To help operators meet these objectives, ZTE is focusing on its role as a driver of the digital economy by delivering a one-stop digital transformation platform for operators that includes the ultimate 5G network, distributed precision cloud, and network and platform empowerment like remote office, manufacturing automation, etc.

“5G is a technical standard and an ecology,” Mr. Tu explains. “The goal of the ZTE ultimate network is to achieve ultimate performance under the standard architecture and ecology compared with competitors, including ultimate bandwidth, ultimate latency, ultimate energy efficiency, and ultimate network automation of O&M. This helps operators obtain better ROI and expand the to-B market.”

Cloud-network synergy

Even as operators complete their own digital transformation in the process of 5G network upgrade and commercial use, a huge market is emerging for digital transformation services to support vertical industries through technologies such as cloud computing, AI and big data on a large scale. This is a huge market that will last for decades. Possibilities include enabling the integration of networks with cloud services to realize cloud-network synergies.
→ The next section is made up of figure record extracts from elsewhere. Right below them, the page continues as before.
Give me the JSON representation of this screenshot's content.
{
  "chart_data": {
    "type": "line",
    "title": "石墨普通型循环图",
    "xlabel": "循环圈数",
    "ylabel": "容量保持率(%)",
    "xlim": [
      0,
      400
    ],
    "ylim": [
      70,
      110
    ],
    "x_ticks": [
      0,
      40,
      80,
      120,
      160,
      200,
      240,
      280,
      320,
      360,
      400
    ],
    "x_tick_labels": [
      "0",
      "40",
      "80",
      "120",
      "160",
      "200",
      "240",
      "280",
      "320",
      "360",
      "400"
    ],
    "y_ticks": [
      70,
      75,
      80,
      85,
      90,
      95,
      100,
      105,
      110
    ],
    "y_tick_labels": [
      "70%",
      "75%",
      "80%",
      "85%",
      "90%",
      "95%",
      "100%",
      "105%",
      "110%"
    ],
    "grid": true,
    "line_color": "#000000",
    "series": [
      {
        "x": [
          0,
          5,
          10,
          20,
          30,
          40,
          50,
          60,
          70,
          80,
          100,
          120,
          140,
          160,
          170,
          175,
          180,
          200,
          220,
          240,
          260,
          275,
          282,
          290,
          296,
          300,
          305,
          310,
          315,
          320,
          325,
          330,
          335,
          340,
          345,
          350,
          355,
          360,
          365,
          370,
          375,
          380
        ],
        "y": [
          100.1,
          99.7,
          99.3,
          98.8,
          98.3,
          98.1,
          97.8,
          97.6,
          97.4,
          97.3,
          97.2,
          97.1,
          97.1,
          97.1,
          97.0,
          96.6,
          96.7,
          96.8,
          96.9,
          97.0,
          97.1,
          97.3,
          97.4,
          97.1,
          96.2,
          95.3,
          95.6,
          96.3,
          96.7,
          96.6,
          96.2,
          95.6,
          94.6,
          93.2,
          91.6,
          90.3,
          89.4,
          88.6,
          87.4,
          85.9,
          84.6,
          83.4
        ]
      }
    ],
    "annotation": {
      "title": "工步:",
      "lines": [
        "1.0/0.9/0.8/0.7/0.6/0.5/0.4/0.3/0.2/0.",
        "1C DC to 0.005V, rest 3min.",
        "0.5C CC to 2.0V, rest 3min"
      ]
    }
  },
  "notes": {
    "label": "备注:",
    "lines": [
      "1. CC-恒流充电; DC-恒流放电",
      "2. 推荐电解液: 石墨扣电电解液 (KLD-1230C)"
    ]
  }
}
At ZTE's Binjiang Smart Factory, the introduction of 5G technology into unmanned transportation, security monitoring, automation control, product precision manufacturing, etc. has cut assembly quality missed inspection rate by 80% and the defect rate of key processes by 37%, among other significant improvements.

After implementing cloud-driven AGVs, machine vision, digital twin, smart storage and other technologies, more applications will be embedded in the future to create an automated, unmanned and intelligent supply chain. ZTE is exploring intelligent AI, IoT, cloud computing, big data, AR/VR, blockchain, and robotics in planning, procurement, manufacturing, warehousing, and transportation.
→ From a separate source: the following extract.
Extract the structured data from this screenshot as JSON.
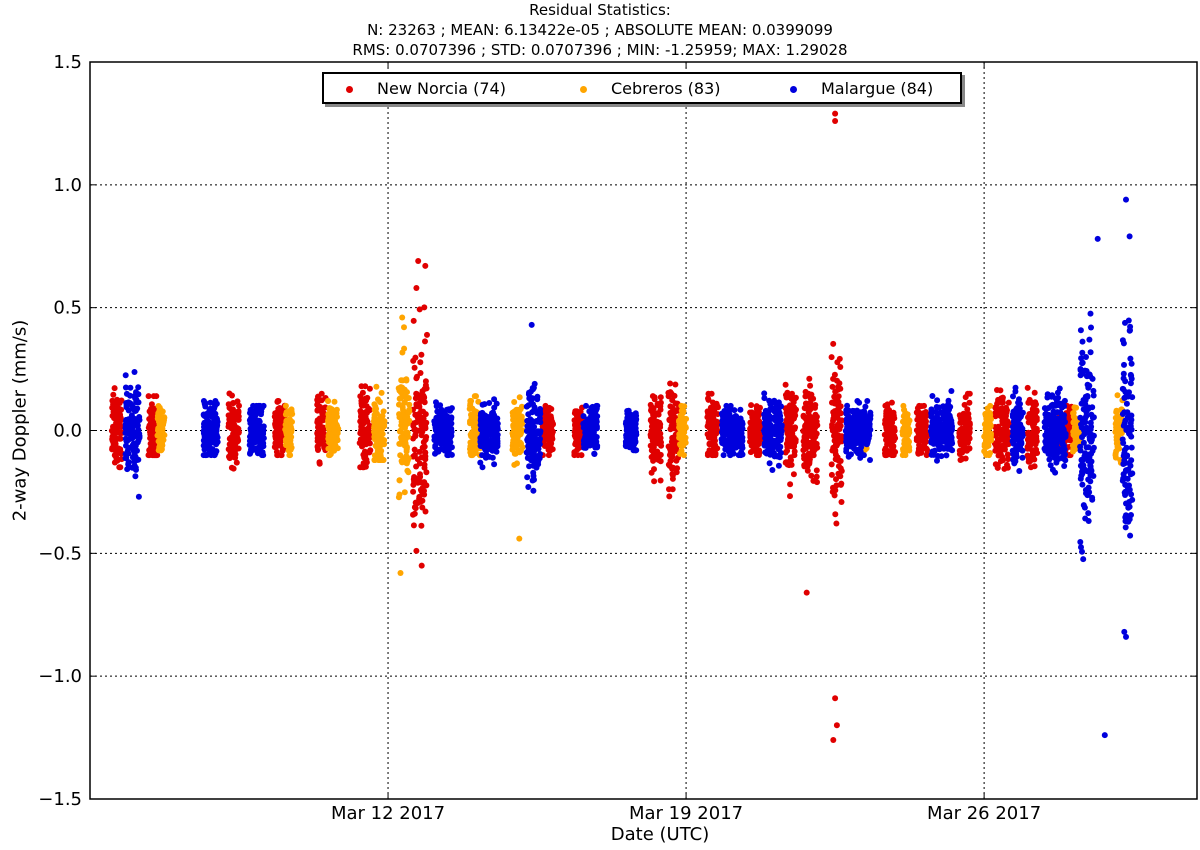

“Operators have deployed a large number of central and edge cloud in the process of 5G deployment, where edge cloud is a scarce digital infrastructure,” says Mr. Tu. “Edge cloud not only serves 5G but also provides industry applications with localized, more reliable, more secure and faster response cloud services.”

Operators can harness AI to run 5G networks more efficiently and automatically while saving energy. The big data engine can be delivered and sold as Platform-as-a-Service (PaaS). “A strong network of operators, combined with an end-to-end deterministic digital infrastructure provided by their own cloud, has great performance advantages over the traditional "best-effort" public cloud, and has been greatly welcomed by industry users,” says Mr Tu.

ZTE’s three development roadmaps for operators, include building a cost-effective network, empowering vertical industries’ digitalization, and enabling value-oriented operational transformation. These roadmaps are underpinned by medium and long-term 5G planning solutions, such as end-to-end network planning, 5G industry private network planning, and 5G to-C and to-B service development planning. In addition, ROI analysis is adopted to evaluate and revise the medium and long-term planning solution.

“Digital transformation of traditional industries requires ubiquitous networks, ubiquitous clouds, and customized digital transformation integration services,” says Mr. Tu. “With their innate network and technical advantages, operators can provide a complete set of digital transformation and integration services for these industries, while the industry can focus more on its own business.”

ZTE provides operators with end-to-end products and technical solutions for their transformation from communication service provider (CSP) to digital service provider (DSP).

At present, ZTE has collaborated with global operators to explore over 100 innovative 5G application scenarios in vertical industries such as iron and steel metallurgy, electronics manufacturing, mines, electricity, Internet of Vehicles, rail transit, ports, smart cities, and finance. Over 60 demonstration projects have been carried out worldwide to enable digital transformation and build a digital economy.